Dimanche déjà, de nombreux réfugiés qui résistaient à Pazarkule et à d'autres points de la frontière ont quitté leur poste et décidé de retourner à Istanbul. D'autres profitent du chaos dans la zone gréco-turque et continuent avec persévérance, cherchant un point faible dans les forces de l'armée grecque pour accéder à ce qu'ils ont appelé à tort la « zone de sécurité ».

Refugiados sirios en Pazarkule-Kastaníes (Turquía)
La réponse de l'Europe 

La grande avalanche de réfugiés qui tentent de passer sur le sol européen a pris au dépourvu la Bulgarie et la Grèce, cette dernière ayant généré le plus d'agitation et ayant dû faire face au plus grand flux de tentatives pour atteindre le territoire grec. Tant sur terre que sur mer, des milliers de personnes ont tout laissé derrière elles et cherchent désespérément à trouver une lueur d'espoir dans leurs perspectives d'avenir. 

Depuis la côte méditerranéenne de la Turquie, dans la province d'Izmir, des dizaines de bateaux de fortune ont déplacé de façon précaire ce qui est déjà devenu des milliers de réfugiés ce dimanche. Malgré cela, les chiffres officiels du gouvernement grec montrent que seules 66 personnes sont entrées illégalement. Un porte-parole des garde-côtes a déclaré à EFE que « nous renforçons nos défenses par terre et par mer, davantage de forces de police sont déployées à Evros et 52 navires de la marine opèrent actuellement sur les îles ».

En revanche, à la frontière terrestre au nord de l'ancien empire ottoman, la réponse a été des gaz lacrymogènes, des bombes assourdissantes et des tirs d'armes à feu ; depuis l'île grecque de Lesbos, les bateaux arrivant sur la côte ont été détruits et des milliers de gardes-frontières ont été équipés pour empêcher l'accès au pays.
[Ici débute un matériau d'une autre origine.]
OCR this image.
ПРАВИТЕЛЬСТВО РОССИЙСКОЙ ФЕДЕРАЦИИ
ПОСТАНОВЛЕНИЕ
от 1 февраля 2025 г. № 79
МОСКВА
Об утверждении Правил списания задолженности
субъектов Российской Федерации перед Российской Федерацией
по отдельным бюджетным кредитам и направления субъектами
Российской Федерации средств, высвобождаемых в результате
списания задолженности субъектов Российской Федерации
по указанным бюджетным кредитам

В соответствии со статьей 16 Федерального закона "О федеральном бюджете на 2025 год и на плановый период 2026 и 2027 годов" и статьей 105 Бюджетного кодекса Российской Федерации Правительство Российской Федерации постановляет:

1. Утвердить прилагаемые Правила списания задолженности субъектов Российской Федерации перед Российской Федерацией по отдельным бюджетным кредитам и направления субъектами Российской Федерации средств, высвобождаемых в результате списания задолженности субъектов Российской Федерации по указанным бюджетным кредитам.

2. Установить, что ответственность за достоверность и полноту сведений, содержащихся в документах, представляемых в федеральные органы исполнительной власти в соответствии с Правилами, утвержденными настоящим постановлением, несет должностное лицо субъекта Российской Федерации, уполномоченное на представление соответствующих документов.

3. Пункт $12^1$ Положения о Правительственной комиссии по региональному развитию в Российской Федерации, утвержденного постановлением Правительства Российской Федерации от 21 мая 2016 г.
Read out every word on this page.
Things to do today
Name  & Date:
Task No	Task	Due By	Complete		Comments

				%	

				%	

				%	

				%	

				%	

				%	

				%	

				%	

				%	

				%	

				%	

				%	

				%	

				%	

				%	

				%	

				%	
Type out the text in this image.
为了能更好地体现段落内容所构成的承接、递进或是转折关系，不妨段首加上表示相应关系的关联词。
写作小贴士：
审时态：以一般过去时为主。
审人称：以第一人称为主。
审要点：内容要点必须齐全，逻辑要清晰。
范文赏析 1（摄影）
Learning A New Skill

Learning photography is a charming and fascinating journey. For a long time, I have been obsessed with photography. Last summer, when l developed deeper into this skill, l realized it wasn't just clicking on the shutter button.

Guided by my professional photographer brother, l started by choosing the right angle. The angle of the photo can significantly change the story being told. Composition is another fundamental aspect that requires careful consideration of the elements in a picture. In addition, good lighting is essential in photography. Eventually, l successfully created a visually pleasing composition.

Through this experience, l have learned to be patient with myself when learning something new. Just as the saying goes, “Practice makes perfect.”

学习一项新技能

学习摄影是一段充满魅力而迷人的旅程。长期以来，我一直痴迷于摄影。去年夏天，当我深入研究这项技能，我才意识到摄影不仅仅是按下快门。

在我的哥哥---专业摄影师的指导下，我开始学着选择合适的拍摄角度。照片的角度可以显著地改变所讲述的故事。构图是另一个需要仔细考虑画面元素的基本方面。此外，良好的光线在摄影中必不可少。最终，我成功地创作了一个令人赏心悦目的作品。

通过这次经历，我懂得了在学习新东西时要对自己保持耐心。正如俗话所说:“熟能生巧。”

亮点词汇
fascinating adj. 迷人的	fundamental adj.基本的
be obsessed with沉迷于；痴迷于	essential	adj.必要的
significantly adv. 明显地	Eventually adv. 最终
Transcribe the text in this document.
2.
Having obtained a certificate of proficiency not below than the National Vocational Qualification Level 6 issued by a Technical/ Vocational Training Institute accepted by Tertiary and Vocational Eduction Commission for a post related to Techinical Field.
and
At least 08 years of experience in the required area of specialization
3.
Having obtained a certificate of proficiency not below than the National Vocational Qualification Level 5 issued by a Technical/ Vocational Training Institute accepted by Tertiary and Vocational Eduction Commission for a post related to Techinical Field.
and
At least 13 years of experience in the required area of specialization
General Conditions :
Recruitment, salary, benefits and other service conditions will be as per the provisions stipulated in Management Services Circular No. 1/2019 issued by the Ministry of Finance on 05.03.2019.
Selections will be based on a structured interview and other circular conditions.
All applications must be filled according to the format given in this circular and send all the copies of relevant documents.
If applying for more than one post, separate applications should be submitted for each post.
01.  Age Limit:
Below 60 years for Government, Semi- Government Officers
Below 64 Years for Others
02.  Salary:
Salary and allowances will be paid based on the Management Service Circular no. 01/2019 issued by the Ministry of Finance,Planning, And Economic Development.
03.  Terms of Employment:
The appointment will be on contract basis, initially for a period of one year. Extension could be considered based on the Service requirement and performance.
De nombreux témoins et journalistes de la région ont affirmé que divers groupes racistes avaient battu des réfugiés et des sources non officielles ont partagé des vidéos montrant comment l'un des centres du UNHCR, qui sert de point d'accès pour les nouveaux arrivants, avait pris feu.  

Dans le même temps, le camp de réfugiés de Moria sur l'île est confronté à une crise humanitaire encore plus grave qu'auparavant : bien qu'il puisse accueillir 3 000 personnes, il y en a actuellement 21 000 qui vivent dans les environs et avec l'arrivée des bateaux, on s'attend à une congestion encore plus grande avec un approvisionnement totalement insuffisant.    

Refugiados sirios en Pazarkule-Kastaníes (Turquía)
La Grèce rejette toute demande d'asile pendant 1 mois 

Le Premier ministre grec Kyriakos Mitsotakis a annoncé dimanche via son compte Twitter que : « Notre conseil de sécurité nationale a pris la décision de maximiser le niveau de dissuasion à nos frontières. Désormais, nous n'accepterons plus de nouvelles demandes d'asile pendant un mois. Nous invoquons l'article 78.3 du TFUE pour assurer le plein soutien européen ».  

Ainsi, le traité sur le fonctionnement de l'Union européenne stipule dans le même point que : « Si un ou plusieurs États membres sont confrontés à une situation d'urgence caractérisée par un afflux soudain de ressortissants de pays tiers, le Conseil, statuant sur proposition de la Commission, peut prendre des mesures provisoires au profit des États membres concernés. Le Conseil statue après consultation du Parlement européen ». Ce que l'on peut déduire de cette déclaration et de la réalisation de l'article concerné est qu'il n'y a aucune intention de céder à la pression migratoire et que les mesures qui seront utilisées pour faire face à la crise seront simplement « provisoires » et viseront à réduire le pic du déséquilibre.